Remember, it’s a bad idea to assume that Pardot and Salesforce abide by the same rules, but once you’re aware of the quirks and accept their ways of integrating, then you will be able to run streamlined, impactful, Marketing and Sales funnels.
“12 Things Salesforce Admins Should Know About Pardot,” written by Lucy Mazalon over at Salesforce Ben came across my feed the other day. I read with great interest to see what someone else thought my Salesforce Admin should know about Pardot.
First things first, the article should instead be titled, “12 Things About Pardot for A Person Who Knows Nothing About Pardot.”1 I do think that Mazalon approaches the topic from a good perspective, as it is also my experience that professionals with “sound knowledge of the traditional ‘core’ clouds” do hesitate when it comes to Pardot.
Lack of integration between Salesforce and Pardot
Mazalon notes in her introduction that “the Salesforce Pardot team are working very hard to integrate the two technologies into one powerful platform,” I personally have yet to see much fruit from those labors. We’ve been using Pardot at GreatAmerica Financial Services for almost four years and the product we use today is 95% the same as the product we signed up with back in 2013.

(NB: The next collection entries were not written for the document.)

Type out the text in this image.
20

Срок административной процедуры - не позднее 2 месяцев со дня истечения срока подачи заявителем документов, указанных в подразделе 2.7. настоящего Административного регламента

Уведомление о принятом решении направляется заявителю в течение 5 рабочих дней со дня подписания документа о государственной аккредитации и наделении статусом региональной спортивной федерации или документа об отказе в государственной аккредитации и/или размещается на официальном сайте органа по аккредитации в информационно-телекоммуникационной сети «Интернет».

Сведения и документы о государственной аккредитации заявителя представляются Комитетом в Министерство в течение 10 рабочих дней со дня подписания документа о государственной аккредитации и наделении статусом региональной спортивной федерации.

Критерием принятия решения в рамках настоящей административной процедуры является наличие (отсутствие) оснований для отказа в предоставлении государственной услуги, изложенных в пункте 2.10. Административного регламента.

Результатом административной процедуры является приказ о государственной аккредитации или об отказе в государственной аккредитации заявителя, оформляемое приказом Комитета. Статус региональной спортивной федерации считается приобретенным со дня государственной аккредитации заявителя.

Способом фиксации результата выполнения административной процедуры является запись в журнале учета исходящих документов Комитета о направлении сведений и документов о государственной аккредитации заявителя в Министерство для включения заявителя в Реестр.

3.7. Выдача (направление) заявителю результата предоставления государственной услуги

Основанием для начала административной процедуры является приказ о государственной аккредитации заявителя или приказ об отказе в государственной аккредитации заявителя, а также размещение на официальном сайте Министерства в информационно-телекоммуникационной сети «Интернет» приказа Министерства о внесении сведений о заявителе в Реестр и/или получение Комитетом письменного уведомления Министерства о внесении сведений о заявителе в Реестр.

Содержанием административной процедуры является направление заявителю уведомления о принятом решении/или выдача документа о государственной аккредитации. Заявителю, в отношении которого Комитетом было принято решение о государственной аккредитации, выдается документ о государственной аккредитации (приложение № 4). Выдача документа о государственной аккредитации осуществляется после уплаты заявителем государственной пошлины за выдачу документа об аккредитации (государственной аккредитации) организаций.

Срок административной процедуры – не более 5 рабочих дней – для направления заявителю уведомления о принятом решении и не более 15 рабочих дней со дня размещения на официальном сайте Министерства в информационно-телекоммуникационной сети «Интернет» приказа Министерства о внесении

As we signed up with Pardot shortly before the Salesforce purchase, the first two years or so of using Pardot we were told (if not promised) that the purchase of Pardot would lead to greater functionality, focus, and investment from Salesforce.
Lack of seemingly coherent long-term strategy for integration
One such area, as Mazalon notes as a difference between SFDC and Pardot, is Salesforce Campaigns and Pardot Campaigns. This was a learning curve for us – albeit, small – that only added to the confusion between how Pardot and Salesforce can and should work together.
While we now know the difference between the two types of campaigns, it’s my professional opinion that users of both Pardot and Salesforce shouldn’t have to know the difference.
There needs to be a clear strategy for how Pardot and Salesforce work together, not as two separate products. I understand this falls more on the Pardot team, rather than Salesforce, due to the scale of the differing products. However, in both talking with Pardot reps at Dreamforce and in reading Salesforce marketing materials, one can easily get the impression that Pardot is truly a part of Salesforce, when that could not be further from the truth.
Lack of reporting options
If you’re looking for reporting other than the standard “How did my email perform?” then you’re out of luck. We ended up running most reports in Excel. Yes, Excel.
Why do we use Excel for reporting? Because there’s truly a lack of robust options within the Pardot platform to parse your lists, contacts, or data of any type.
A note of my own bias
As a Certified Pardot Specialist, I feel that I have a little bit of experience with Pardot. I was also the person at my company who drove the original decision to use Pardot several years ago. So, it pains me to list some of my complaints here publically, but when my team and I encounter the same obstacles repeatedly with little-to-no improvement from Salesforce, the high opinion of Pardot becomes a little stale.
As of October 2017, we are no longer a Pardot house. We used the summer and fall of 2017 to transition our company to HubSpot and we are not looking back.